Hier oben herrscht eine Stille, wie man sie anderswo selten erlebt. In vier Etappen führt der "Dolorama"-Weg über Almwiesen und Felsgelände von der Rodenecker und Lüsner Alm rund um den Plose-Berg bis nach Lajen oberhalb von Klausen.

Der Name des Wanderwegs ist Programm: Wer die schönsten Bergpanoramen der Dolomiten erleben will, muss nicht zwingend Gipfel besteigen. Mit 2.365 Höhenmetern und rund 60 Kilometer Wegstrecke können auch mittelmäßig geübte Wanderer die gewaltigen Felsformationen hautnah erleben.

Bergführer Florian Huber ist 31 Jahre alt und kennt die Dolomiten wie seine Westentasche. Der gebürtige Südtiroler ist leidenschaftlicher Kletterer und hat die Berge nie wirklich verlassen. Sechs Sommer lang hat er als Jugendlicher auf hiesigen Almen Kühe gehütet. Das habe ihm zur Selbstständigkeit verholfen, sagt er.

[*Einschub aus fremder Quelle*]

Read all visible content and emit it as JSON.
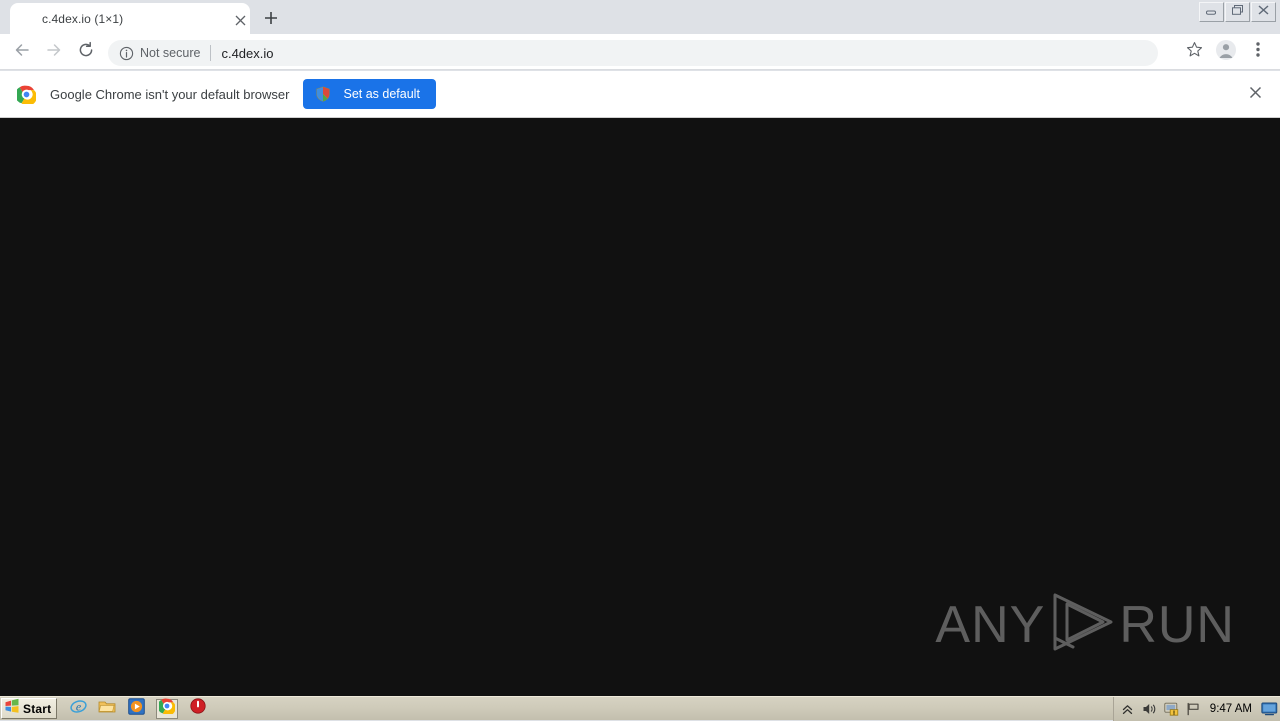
{
  "browser": {
    "tab": {
      "title": "c.4dex.io (1×1)",
      "close_icon": "close-icon"
    },
    "new_tab_icon": "plus-icon",
    "window_controls": [
      {
        "name": "minimize-button",
        "icon": "minimize-icon"
      },
      {
        "name": "restore-button",
        "icon": "restore-icon"
      },
      {
        "name": "close-button",
        "icon": "close-icon"
      }
    ],
    "toolbar": {
      "back_icon": "arrow-left-icon",
      "forward_icon": "arrow-right-icon",
      "reload_icon": "reload-icon",
      "bookmark_icon": "star-icon",
      "profile_icon": "avatar-icon",
      "menu_icon": "three-dots-icon"
    },
    "omnibox": {
      "info_icon": "info-circle-icon",
      "security_label": "Not secure",
      "url": "c.4dex.io"
    },
    "infobar": {
      "chrome_logo_icon": "chrome-logo-icon",
      "message": "Google Chrome isn't your default browser",
      "button_label": "Set as default",
      "button_icon": "windows-shield-icon",
      "button_color": "#1a73e8",
      "close_icon": "close-icon"
    }
  },
  "page": {
    "background_color": "#111111",
    "watermark": {
      "left_text": "ANY",
      "right_text": "RUN",
      "logo_icon": "anyrun-play-logo-icon",
      "color": "#c9c9c9"
    }
  },
  "taskbar": {
    "start_label": "Start",
    "start_icon": "windows-flag-icon",
    "quick_launch": [
      {
        "name": "taskbar-item-internet-explorer",
        "icon": "internet-explorer-icon",
        "active": false
      },
      {
        "name": "taskbar-item-file-explorer",
        "icon": "folder-icon",
        "active": false
      },
      {
        "name": "taskbar-item-media-player",
        "icon": "media-player-icon",
        "active": false
      },
      {
        "name": "taskbar-item-chrome",
        "icon": "chrome-logo-icon",
        "active": true
      },
      {
        "name": "taskbar-item-shutdown",
        "icon": "red-power-icon",
        "active": false
      }
    ],
    "tray": {
      "icons": [
        {
          "name": "tray-show-hidden-icon",
          "icon": "chevron-up-icon"
        },
        {
          "name": "tray-volume-icon",
          "icon": "speaker-icon"
        },
        {
          "name": "tray-security-icon",
          "icon": "security-alert-icon"
        },
        {
          "name": "tray-network-icon",
          "icon": "flag-icon"
        }
      ],
      "clock": "9:47 AM",
      "show_desktop_icon": "show-desktop-icon"
    }
  }
}
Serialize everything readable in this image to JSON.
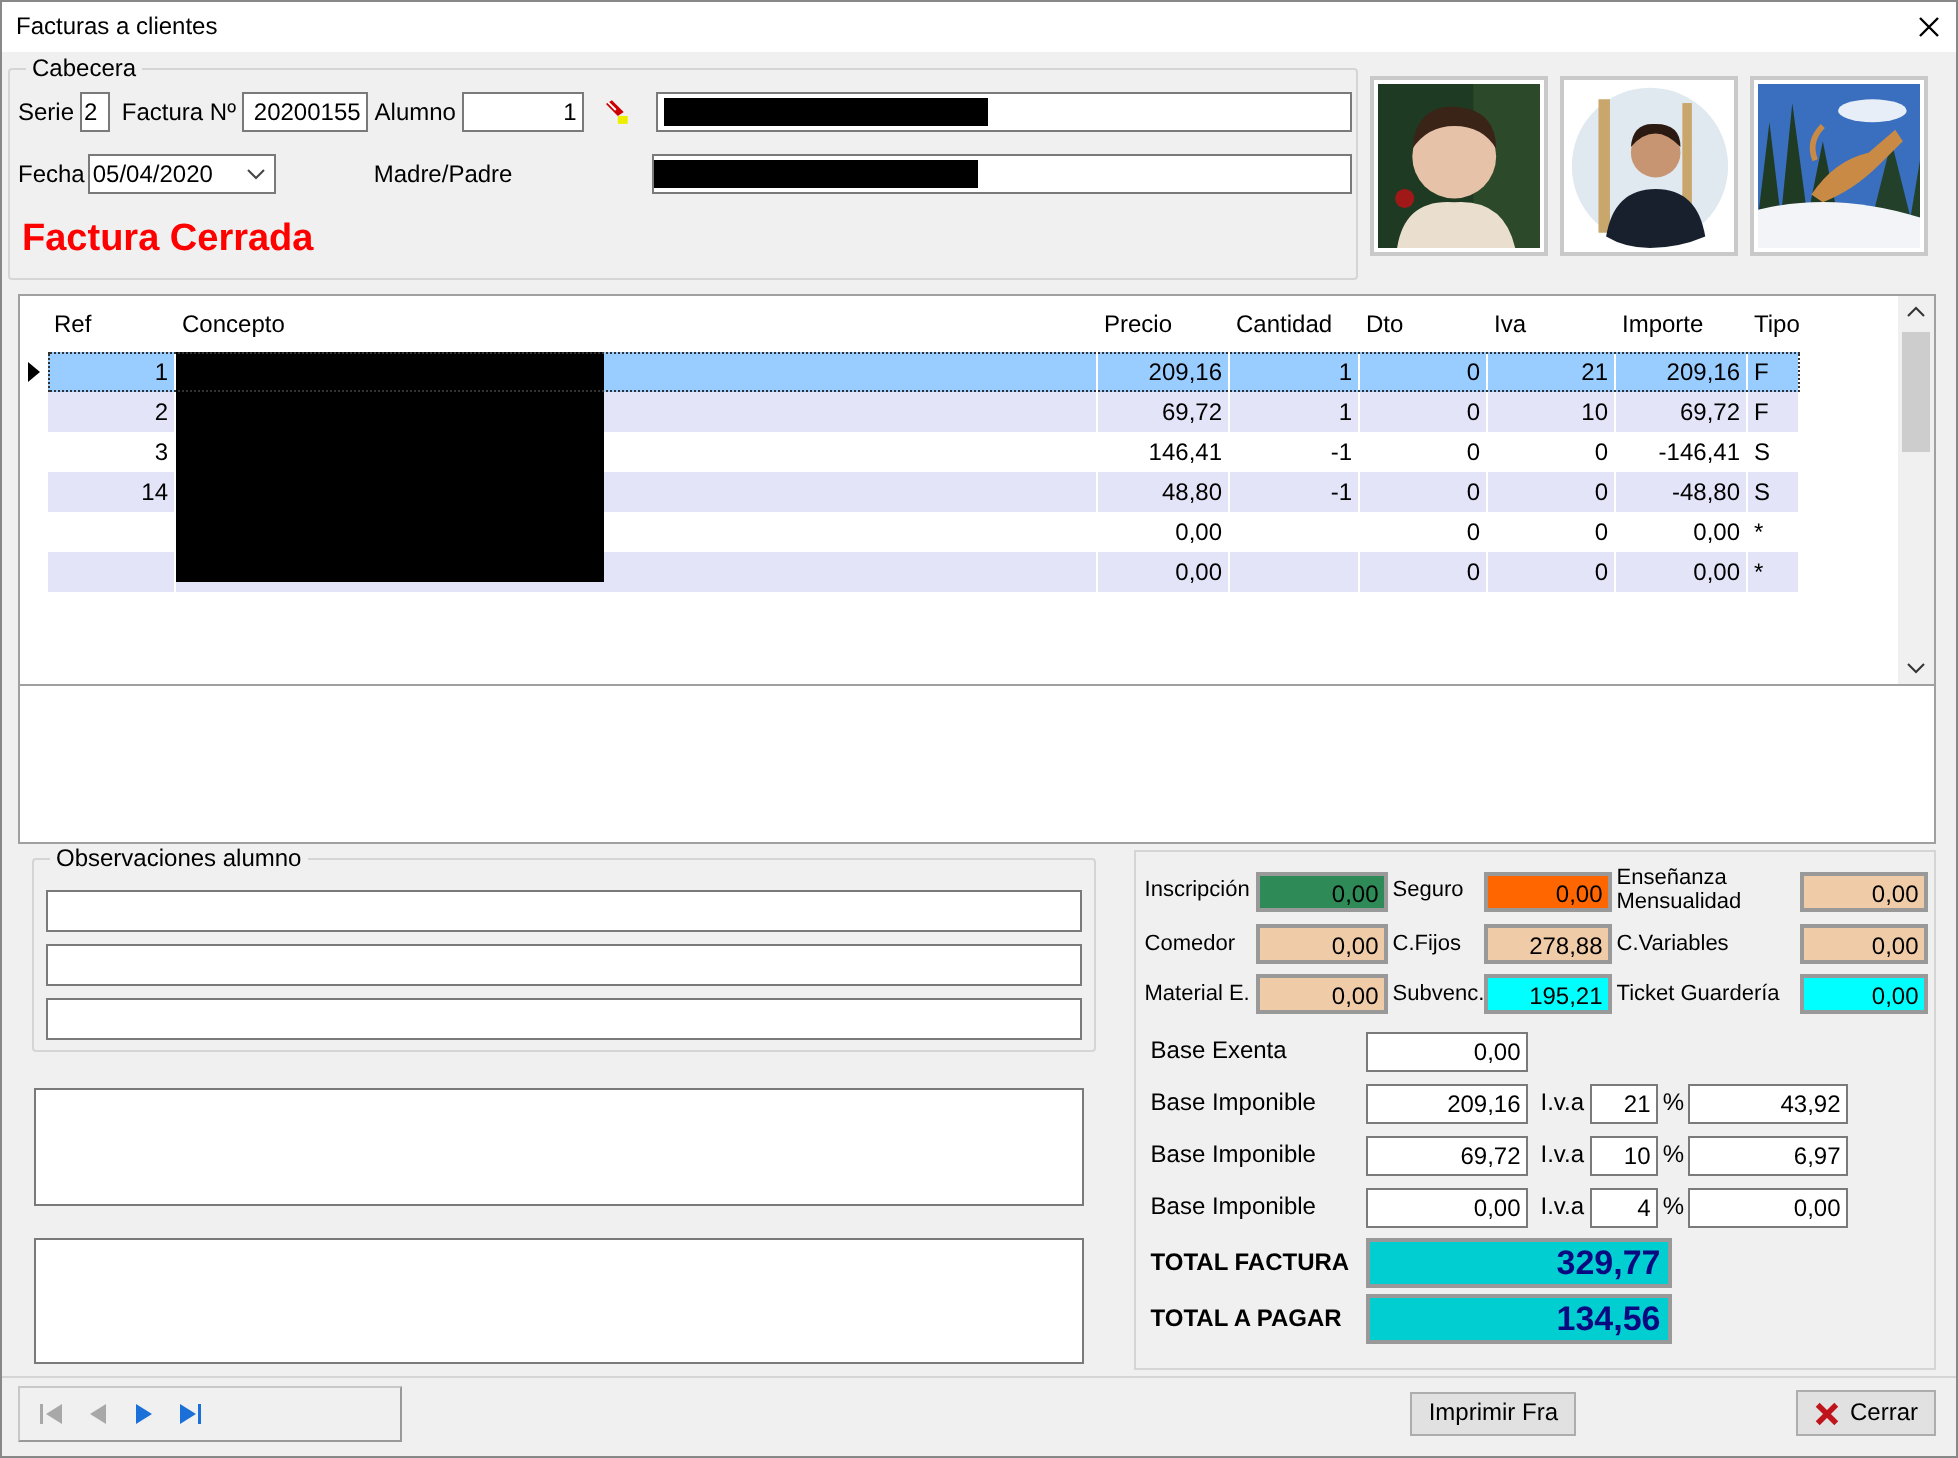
{
  "window": {
    "title": "Facturas a clientes"
  },
  "header": {
    "legend": "Cabecera",
    "serie": {
      "label": "Serie",
      "value": "2"
    },
    "factura": {
      "label": "Factura Nº",
      "value": "20200155"
    },
    "alumno": {
      "label": "Alumno",
      "value": "1"
    },
    "fecha": {
      "label": "Fecha",
      "value": "05/04/2020"
    },
    "madre_padre": {
      "label": "Madre/Padre"
    },
    "status": "Factura Cerrada"
  },
  "grid": {
    "columns": [
      "Ref",
      "Concepto",
      "Precio",
      "Cantidad",
      "Dto",
      "Iva",
      "Importe",
      "Tipo"
    ],
    "rows": [
      {
        "ref": "1",
        "precio": "209,16",
        "cantidad": "1",
        "dto": "0",
        "iva": "21",
        "importe": "209,16",
        "tipo": "F",
        "selected": true
      },
      {
        "ref": "2",
        "precio": "69,72",
        "cantidad": "1",
        "dto": "0",
        "iva": "10",
        "importe": "69,72",
        "tipo": "F",
        "selected": false
      },
      {
        "ref": "3",
        "precio": "146,41",
        "cantidad": "-1",
        "dto": "0",
        "iva": "0",
        "importe": "-146,41",
        "tipo": "S",
        "selected": false
      },
      {
        "ref": "14",
        "precio": "48,80",
        "cantidad": "-1",
        "dto": "0",
        "iva": "0",
        "importe": "-48,80",
        "tipo": "S",
        "selected": false
      },
      {
        "precio": "0,00",
        "dto": "0",
        "iva": "0",
        "importe": "0,00",
        "tipo": "*",
        "selected": false
      },
      {
        "precio": "0,00",
        "dto": "0",
        "iva": "0",
        "importe": "0,00",
        "tipo": "*",
        "selected": false
      }
    ]
  },
  "observaciones": {
    "legend": "Observaciones alumno"
  },
  "charges": [
    {
      "label": "Inscripción",
      "value": "0,00",
      "color": "#2e8b57"
    },
    {
      "label": "Seguro",
      "value": "0,00",
      "color": "#ff6600"
    },
    {
      "label": "Enseñanza Mensualidad",
      "value": "0,00",
      "color": "#f0cba8"
    },
    {
      "label": "Comedor",
      "value": "0,00",
      "color": "#f0cba8"
    },
    {
      "label": "C.Fijos",
      "value": "278,88",
      "color": "#f0cba8"
    },
    {
      "label": "C.Variables",
      "value": "0,00",
      "color": "#f0cba8"
    },
    {
      "label": "Material E.",
      "value": "0,00",
      "color": "#f0cba8"
    },
    {
      "label": "Subvenc.",
      "value": "195,21",
      "color": "#00ffff"
    },
    {
      "label": "Ticket Guardería",
      "value": "0,00",
      "color": "#00ffff"
    }
  ],
  "base_exenta": {
    "label": "Base Exenta",
    "value": "0,00"
  },
  "bases": [
    {
      "label": "Base Imponible",
      "value": "209,16",
      "iva_label": "I.v.a",
      "rate": "21",
      "pct": "%",
      "amount": "43,92"
    },
    {
      "label": "Base Imponible",
      "value": "69,72",
      "iva_label": "I.v.a",
      "rate": "10",
      "pct": "%",
      "amount": "6,97"
    },
    {
      "label": "Base Imponible",
      "value": "0,00",
      "iva_label": "I.v.a",
      "rate": "4",
      "pct": "%",
      "amount": "0,00"
    }
  ],
  "totals": [
    {
      "label": "TOTAL FACTURA",
      "value": "329,77"
    },
    {
      "label": "TOTAL A PAGAR",
      "value": "134,56"
    }
  ],
  "navigator": [
    {
      "kind": "first",
      "disabled": true
    },
    {
      "kind": "prev",
      "disabled": true
    },
    {
      "kind": "next",
      "disabled": false
    },
    {
      "kind": "last",
      "disabled": false
    }
  ],
  "buttons": {
    "print": "Imprimir Fra",
    "close": "Cerrar"
  }
}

Seit zwei Jahren ist er offiziell Bergführer und zeigt Wanderfreunden in den Dolomiten die schönsten Aussichten der Region. Die Ausbildung ist hart und dauert mehrere Jahre. In sämtlichen Disziplinen wie Klettern oder Skifahren muss das Können unter Beweis gestellt werden.

Für den drahtigen Südtiroler kein Problem. Das Bergführen ist für den hauptberuflichen Techniker der perfekte Ausgleich zu seinem Bürojob.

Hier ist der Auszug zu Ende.